Отогревшись, чех пошел на станцию за новыми инструкциями. Вернулся он через пару часов. И его слова уже ни у кого не вызвали улыбки.
– Чехословацким войскам поручено охранять поезд адмирала и эшелон с золотом на станции Нижнеудинск, территория которой объявлена нейтральной зоной. Вы пока можете оставить при себе оружие, но в случае вооруженного столкновения с местными властями мы будем вынуждены разоружить обе стороны…
Наш поезд отогнали на дальний путь, и чехи сразу оцепили его, направив дула своих пулеметов и в сторону вокзала, и на нас.
Время работало против Колчака. За две недели сидения в Нижнеудинске из Верховного правителя России он превратился в свергнутого диктатора, от которого отвернулись почти все его прежние друзья.

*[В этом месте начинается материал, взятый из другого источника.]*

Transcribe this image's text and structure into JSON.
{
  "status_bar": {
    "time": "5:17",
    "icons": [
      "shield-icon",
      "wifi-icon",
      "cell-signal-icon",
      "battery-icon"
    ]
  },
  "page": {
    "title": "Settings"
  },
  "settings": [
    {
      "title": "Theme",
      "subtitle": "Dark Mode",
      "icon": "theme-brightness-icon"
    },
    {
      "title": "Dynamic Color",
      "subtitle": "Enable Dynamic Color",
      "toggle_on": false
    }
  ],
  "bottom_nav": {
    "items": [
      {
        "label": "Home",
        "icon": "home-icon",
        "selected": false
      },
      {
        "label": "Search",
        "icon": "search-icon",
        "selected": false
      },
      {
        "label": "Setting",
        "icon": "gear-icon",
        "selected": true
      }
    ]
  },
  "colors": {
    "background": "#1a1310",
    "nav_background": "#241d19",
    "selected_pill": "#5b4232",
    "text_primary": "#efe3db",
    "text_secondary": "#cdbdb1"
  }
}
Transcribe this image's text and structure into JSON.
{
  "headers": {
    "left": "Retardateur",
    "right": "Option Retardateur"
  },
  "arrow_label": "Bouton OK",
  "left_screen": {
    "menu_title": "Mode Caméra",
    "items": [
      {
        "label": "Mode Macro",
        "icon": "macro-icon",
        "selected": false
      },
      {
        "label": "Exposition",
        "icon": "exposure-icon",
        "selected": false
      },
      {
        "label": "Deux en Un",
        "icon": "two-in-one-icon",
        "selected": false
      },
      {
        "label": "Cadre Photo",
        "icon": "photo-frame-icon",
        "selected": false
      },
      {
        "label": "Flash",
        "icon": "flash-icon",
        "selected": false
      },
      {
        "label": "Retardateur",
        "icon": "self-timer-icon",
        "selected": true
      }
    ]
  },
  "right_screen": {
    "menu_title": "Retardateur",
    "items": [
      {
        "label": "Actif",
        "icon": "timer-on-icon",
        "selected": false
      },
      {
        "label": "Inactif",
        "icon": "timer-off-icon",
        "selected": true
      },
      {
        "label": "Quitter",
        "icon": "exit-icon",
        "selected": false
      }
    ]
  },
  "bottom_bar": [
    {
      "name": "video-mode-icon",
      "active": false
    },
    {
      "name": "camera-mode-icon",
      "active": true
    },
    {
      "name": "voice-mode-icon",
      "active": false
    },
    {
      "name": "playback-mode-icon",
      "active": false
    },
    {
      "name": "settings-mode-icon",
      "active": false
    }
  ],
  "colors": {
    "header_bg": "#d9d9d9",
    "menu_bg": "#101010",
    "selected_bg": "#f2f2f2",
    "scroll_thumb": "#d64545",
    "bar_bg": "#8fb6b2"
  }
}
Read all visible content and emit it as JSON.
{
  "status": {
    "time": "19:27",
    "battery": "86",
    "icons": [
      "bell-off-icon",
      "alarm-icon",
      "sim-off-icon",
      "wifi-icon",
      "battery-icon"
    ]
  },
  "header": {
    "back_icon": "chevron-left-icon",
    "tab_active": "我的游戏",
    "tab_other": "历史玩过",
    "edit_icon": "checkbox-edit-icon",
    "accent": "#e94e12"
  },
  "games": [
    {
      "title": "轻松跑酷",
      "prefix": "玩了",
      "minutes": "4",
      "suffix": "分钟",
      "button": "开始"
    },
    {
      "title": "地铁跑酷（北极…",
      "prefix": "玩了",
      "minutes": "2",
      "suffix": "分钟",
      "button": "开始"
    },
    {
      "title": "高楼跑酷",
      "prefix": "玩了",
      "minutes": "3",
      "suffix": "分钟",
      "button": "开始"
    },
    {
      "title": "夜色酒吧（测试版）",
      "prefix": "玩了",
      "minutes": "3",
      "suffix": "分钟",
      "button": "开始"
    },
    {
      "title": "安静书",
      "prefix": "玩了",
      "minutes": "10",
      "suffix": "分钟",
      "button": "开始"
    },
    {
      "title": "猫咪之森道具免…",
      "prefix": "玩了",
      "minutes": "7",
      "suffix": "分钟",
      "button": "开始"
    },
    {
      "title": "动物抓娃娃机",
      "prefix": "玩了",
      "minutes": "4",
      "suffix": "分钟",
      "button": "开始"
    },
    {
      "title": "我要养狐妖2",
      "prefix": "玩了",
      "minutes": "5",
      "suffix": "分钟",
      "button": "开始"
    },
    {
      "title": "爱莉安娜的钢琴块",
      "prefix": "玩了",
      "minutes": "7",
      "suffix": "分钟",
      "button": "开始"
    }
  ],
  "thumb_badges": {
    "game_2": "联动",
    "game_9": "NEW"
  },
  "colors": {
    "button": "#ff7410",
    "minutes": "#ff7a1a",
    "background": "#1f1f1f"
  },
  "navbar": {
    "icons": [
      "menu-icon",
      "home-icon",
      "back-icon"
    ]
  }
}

В мемуарах белых эмигрантов адмирал зачастую предстает в образе великомученика, погибшего за родину и идею. Как последний русский царь Николай II. Некоторые современники даже сравнивают Колчака с Иисусом Христом, также преданным последователями и взошедшим на свою Голгофу. Советские же историки считают участь сатрапа закономерной местью восставшего народа. Но и те, и другие почему-то замалчивают главное – кто сверг Колчака? Мифический Политцентр, эсеры, большевики?..
Полковник Ивакин в Новониколаевске, генерал Зиневич в Красноярске, генерал Гайда во Владивостоке и, наконец, могильщик колчаковского режима штабс-капитан Калашников[185], которому удалось-таки довести вооруженное восстание в Иркутске до победы и восстановить народовластие на территории Сибири… Все они служили в Сибирской армии и поднимали своих солдат против диктатора под сибирскими бело-зелеными, а вовсе не красными знаменами.
Они осознали, что переворот 18 ноября 1918 года в Омске, сделавший из завезенного англичанами контр-адмирала всероссийского Верховного правителя, как, впрочем, и уфимские соглашения, лишившие Сибирь независимости ради жертвенного спасения империи, были ошибками. Бесстрашные патриоты хотели вернуть Сибирскую республику, наивно полагая, что если они избавятся от диктатуры, то наступающие большевики согласятся сесть с ними за стол переговоров и признают, как они еще полгода назад обещали союзникам, суверенитет Сибири. Но ужасы Гражданской войны не изменили идеологов большевизма, и даже напротив – сделали их еще более жестокими и коварными. Давать невыполнимые обещания они были мастерами еще до октябрьского переворота, а добивать поверженного противника их научила война. И вовсе не вина, а беда сибирских повстанцев, что они, избавившись от одной диктатуры, не сумели противостоять наступлению другой, как показало время, более страшной и кровавой. Они не достойны порицания, как предатели, переметнувшиеся к врагу, им можно только посочувствовать. Безжалостное время разбило их прекрасные идеалы. Горячо любимая ими Сибирь в скором времени была превращена в еще худшую каторгу, чем была при царях. Такая вот гримаса истории.
Итак, власть правительства в новой столице – Иркутске – пала. От штаба союзных войск чехословацким подразделениям в Нижнеудинске пришли новые инструкции. Их огласил майор Новак, ставший для нас чуть ли не родным за две недели переговоров.